Siapapun yang akhirnya keluar sebagai pemenang, tidaklah penting. Yang teramat mendesak untuk segera dilakukan setelah pesta demokrasi ini usai adalah kesanggupan sang pemimpin terpilih itu untuk benar-benar menunaikan segala janjinya, dan membuktikan bahwa bujuk rayu yang pernah ditebar di mimbar-mimbar kampanye dan disampaikan di arena-arena konsolidasi bukanlah trik yang diharapkan mengundang simpati dan hadirnya dukungan semata.

Mengingatkan sang pemimpin untuk tidak lupa atas segala janji dan rencana yang hendak dilakukannya setelah dia terpilih menjadi salah satu agenda politik yang krusial di republik ini. Faktanya, sang pemimpin datang dan pergi, tapi kehadirannya dalam ruang publik sering tidak searah dengan kebutuhan yang dihadapi masyarakat. Diakui atau tidak, performa pemimpin baru di berbagai daerah di republik ini belum memberikan solusi yang memberikan harapan tentang terpenuhinya rasa keadilan, keamanan dan kesejahteraan hidup masyarakat.

Pesta demokrasi masyarakat kota Bandung, mudah-mudahan bisa menjadi pengecualian.
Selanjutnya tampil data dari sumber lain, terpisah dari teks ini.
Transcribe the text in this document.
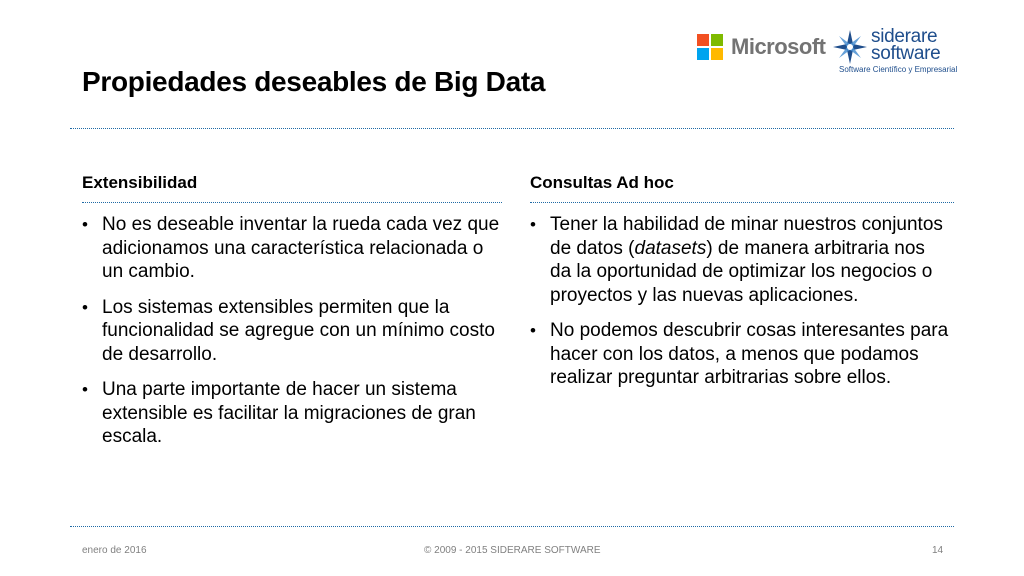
Microsoft siderare
software
Software Científico y Empresarial
Propiedades deseables de Big Data
Extensibilidad
• No es deseable inventar la rueda cada vez que adicionamos una característica relacionada o un cambio.
• Los sistemas extensibles permiten que la funcionalidad se agregue con un mínimo costo de desarrollo.
• Una parte importante de hacer un sistema extensible es facilitar la migraciones de gran escala.
Consultas Ad hoc
• Tener la habilidad de minar nuestros conjuntos de datos (datasets) de manera arbitraria nos da la oportunidad de optimizar los negocios o proyectos y las nuevas aplicaciones.
• No podemos descubrir cosas interesantes para hacer con los datos, a menos que podamos realizar preguntar arbitrarias sobre ellos.
enero de 2016	© 2009 - 2015 SIDERARE SOFTWARE	14
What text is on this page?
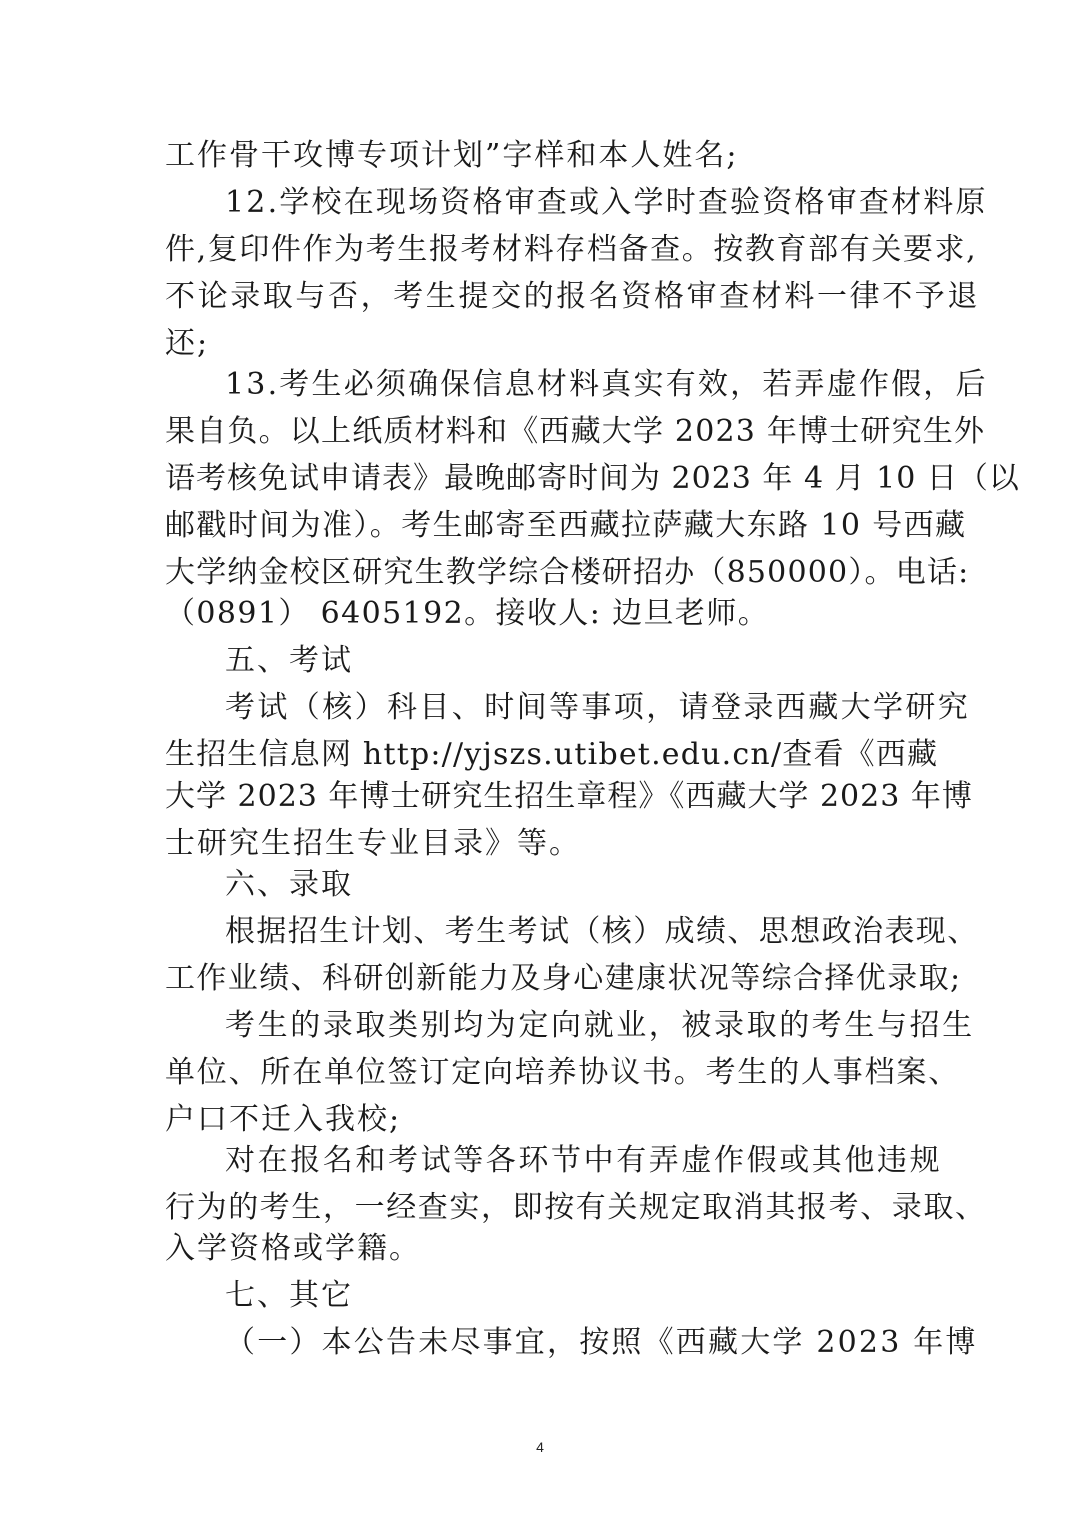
工作骨干攻博专项计划”字样和本人姓名;
12.学校在现场资格审查或入学时查验资格审查材料原
件,复印件作为考生报考材料存档备查。按教育部有关要求,
不论录取与否，考生提交的报名资格审查材料一律不予退
还;
13.考生必须确保信息材料真实有效，若弄虚作假，后
果自负。以上纸质材料和《西藏大学 2023 年博士研究生外
语考核免试申请表》最晚邮寄时间为 2023 年 4 月 10 日（以
邮戳时间为准）。考生邮寄至西藏拉萨藏大东路 10 号西藏
大学纳金校区研究生教学综合楼研招办（850000）。电话:
（0891） 6405192。接收人: 边旦老师。
五、考试
考试（核）科目、时间等事项，请登录西藏大学研究
生招生信息网 http://yjszs.utibet.edu.cn/查看《西藏
大学 2023 年博士研究生招生章程》《西藏大学 2023 年博
士研究生招生专业目录》等。
六、录取
根据招生计划、考生考试（核）成绩、思想政治表现、
工作业绩、科研创新能力及身心建康状况等综合择优录取;
考生的录取类别均为定向就业，被录取的考生与招生
单位、所在单位签订定向培养协议书。考生的人事档案、
户口不迁入我校;
对在报名和考试等各环节中有弄虚作假或其他违规
行为的考生，一经查实，即按有关规定取消其报考、录取、
入学资格或学籍。
七、其它
（一）本公告未尽事宜，按照《西藏大学 2023 年博
4
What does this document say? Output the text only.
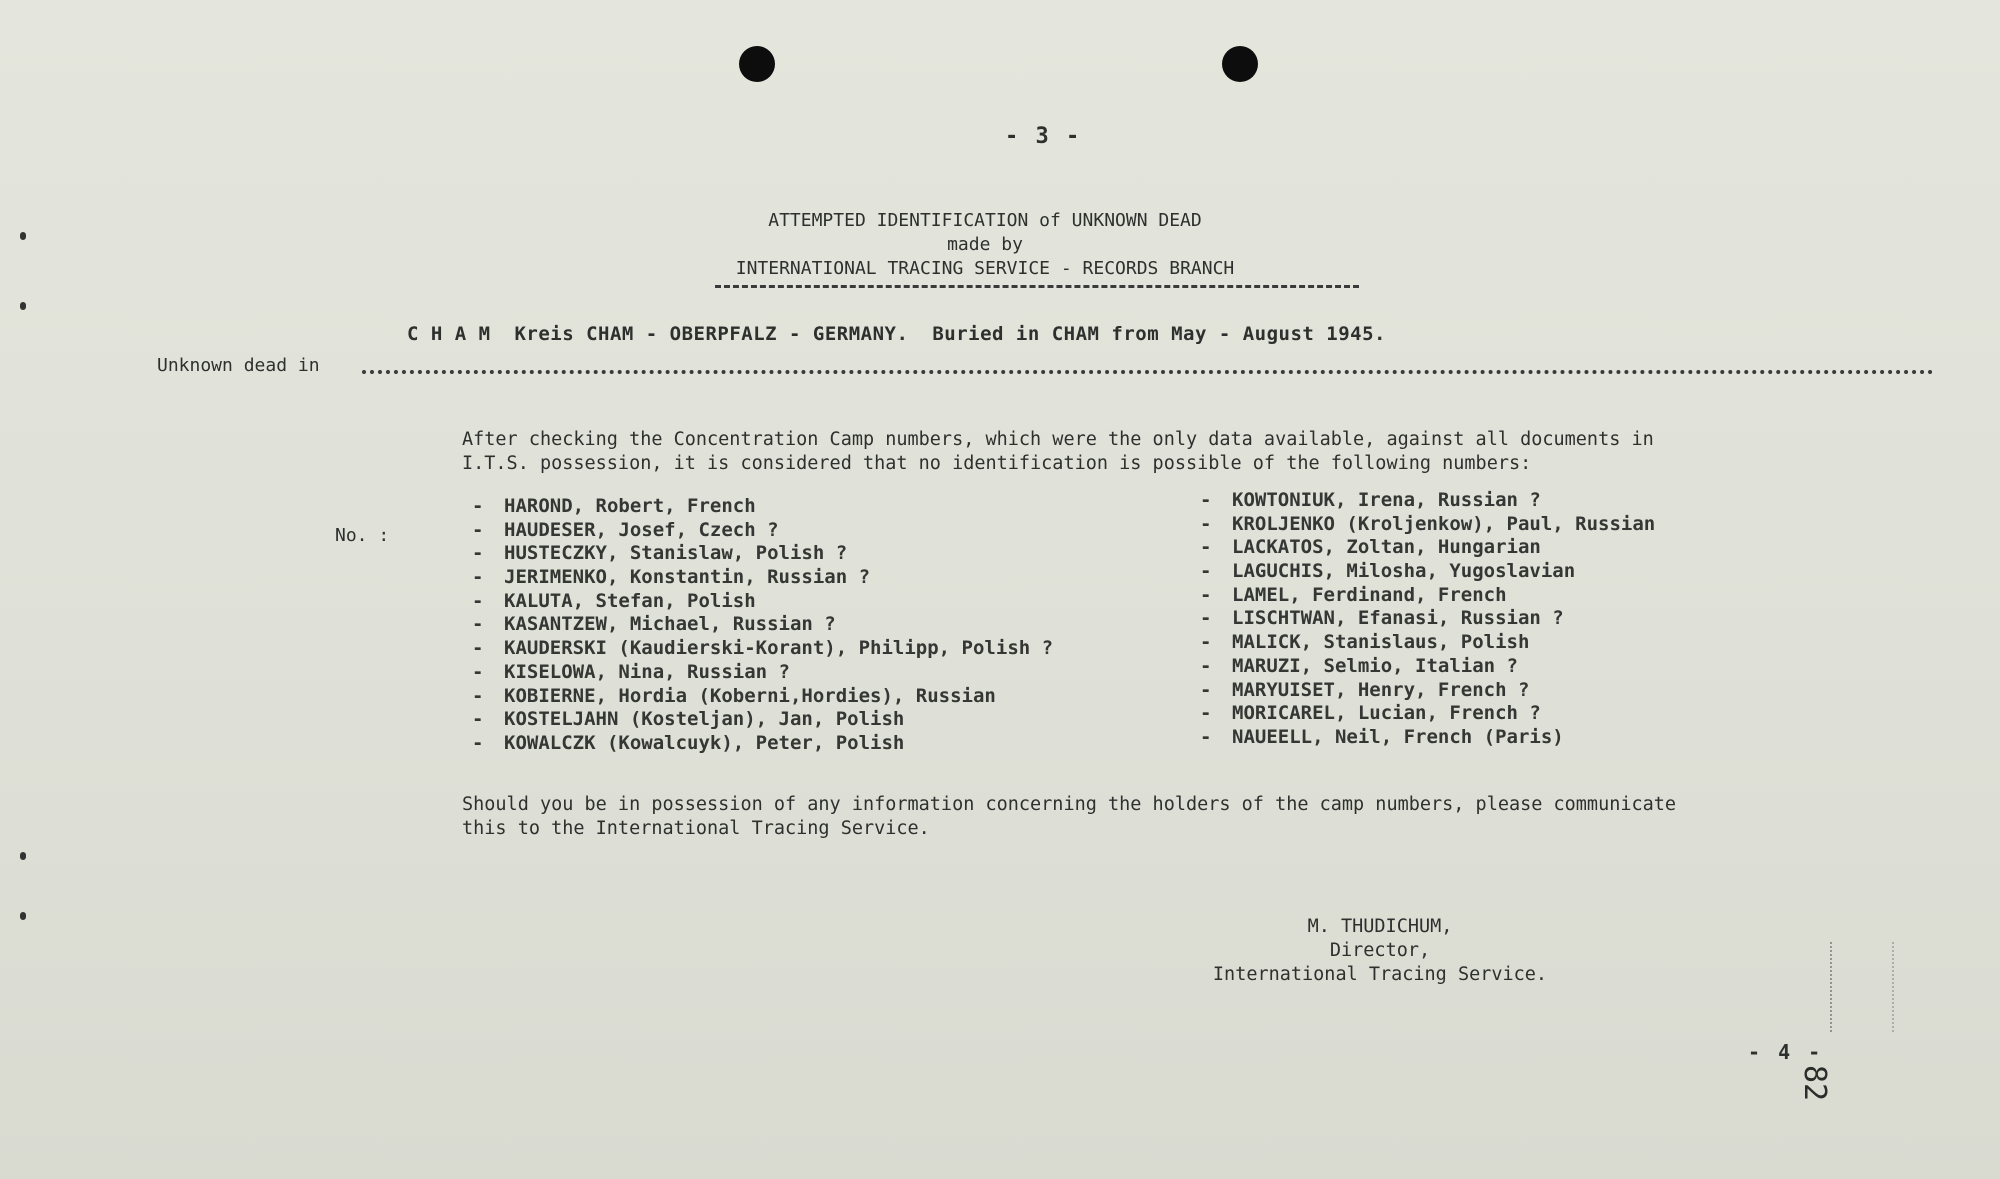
- 3 -
ATTEMPTED IDENTIFICATION of UNKNOWN DEAD
made by
INTERNATIONAL TRACING SERVICE - RECORDS BRANCH
C H A M  Kreis CHAM - OBERPFALZ - GERMANY.  Buried in CHAM from May - August 1945.
Unknown dead in
After checking the Concentration Camp numbers, which were the only data available, against all documents in I.T.S. possession, it is considered that no identification is possible of the following numbers:
No. :
- HAROND, Robert, French
- HAUDESER, Josef, Czech ?
- HUSTECZKY, Stanislaw, Polish ?
- JERIMENKO, Konstantin, Russian ?
- KALUTA, Stefan, Polish
- KASANTZEW, Michael, Russian ?
- KAUDERSKI (Kaudierski-Korant), Philipp, Polish ?
- KISELOWA, Nina, Russian ?
- KOBIERNE, Hordia (Koberni,Hordies), Russian
- KOSTELJAHN (Kosteljan), Jan, Polish
- KOWALCZK (Kowalcuyk), Peter, Polish
- KOWTONIUK, Irena, Russian ?
- KROLJENKO (Kroljenkow), Paul, Russian
- LACKATOS, Zoltan, Hungarian
- LAGUCHIS, Milosha, Yugoslavian
- LAMEL, Ferdinand, French
- LISCHTWAN, Efanasi, Russian ?
- MALICK, Stanislaus, Polish
- MARUZI, Selmio, Italian ?
- MARYUISET, Henry, French ?
- MORICAREL, Lucian, French ?
- NAUEELL, Neil, French (Paris)
Should you be in possession of any information concerning the holders of the camp numbers, please communicate this to the International Tracing Service.
M. THUDICHUM,
Director,
International Tracing Service.
- 4 -
82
Kita berharap pemimpin yang terpilih adalah sosok yang bisa memenuhi harapan masyarakat dan menjadi pemimpin yang berkualitas.

Pemimpin berkualitas
Yang layak disebut sebagai pemimpin berkualitas adalah sosok yang memiliki kemampuan mengenali masalah sebelum masalah itu meledak menjadi situasi darurat: kerusuhan sosial dan gelombang amarah dalam wujud demonstrasi. Dalam konteks ini, pemimpin yang berkualitas akan tampil sebagai orang yang pertama kali memegang tanggungjawab dalam mendefinisikan realitas yang menjadi basis kebijakan publik. Realitas itu adalah kemiskinan, ketidakadilan, dan ketimpangan sosial yang menuntut adanya kebijakan publik yang memihak pada masyarakat bawah yang sering jadi korban.

Pemimpin yang berkualitas yang diharapkan tampil sebagai orang nomor satu di kota Bandung adalah sosok yang menyadari dan mengakui posisi dirinya sebagai pelayan masyarakat dan bukan sosok god father yang piawai dalam memberikan komando ataupun instruksi. Sejatinya, dorongan untuk menjalankan visi sebagai sosok yang melayani tidak datang dari posisi atau jabatan walikota, tetapi dari kesadaran menempatkan diri selaku pelayan masyarakat yang bekerja demi kepentingan kesejahteraan dan kemakmuran masyarakat, bukan kesejahteraan dan kemakmuran pribadi, kelompok, golongan dan partai politik pengusungnya.

Dapat dipastikan, pemimpin yang berkualitas pada akhirnya selalu tampil dan menjadi sosok yang inspiratif bagi masyarakatnya untuk tidak hanya percaya pada kemampuan pemimpin, tetapi juga percaya pada kemampuan warga masyarakat yang dipimpinnya. Di titik ini, sang pemimpin akan menjadi uswah hasanah (contoh terbaik) yang menegaskan bahwa ruang publik adalah tempat dimana setiap warga bebas dan merdeka dalam merealisasikan agathon (kebaikan) yang bermanfaat bagi kehidupan, tidak sekedar untuk Kampf um anerkennung (perjuangan untuk mencari pengakuan), tetapi juga berpartisipasi dan menjadi dinamo penggerak dalam menciptakan situasi ke arah yang lebih baik.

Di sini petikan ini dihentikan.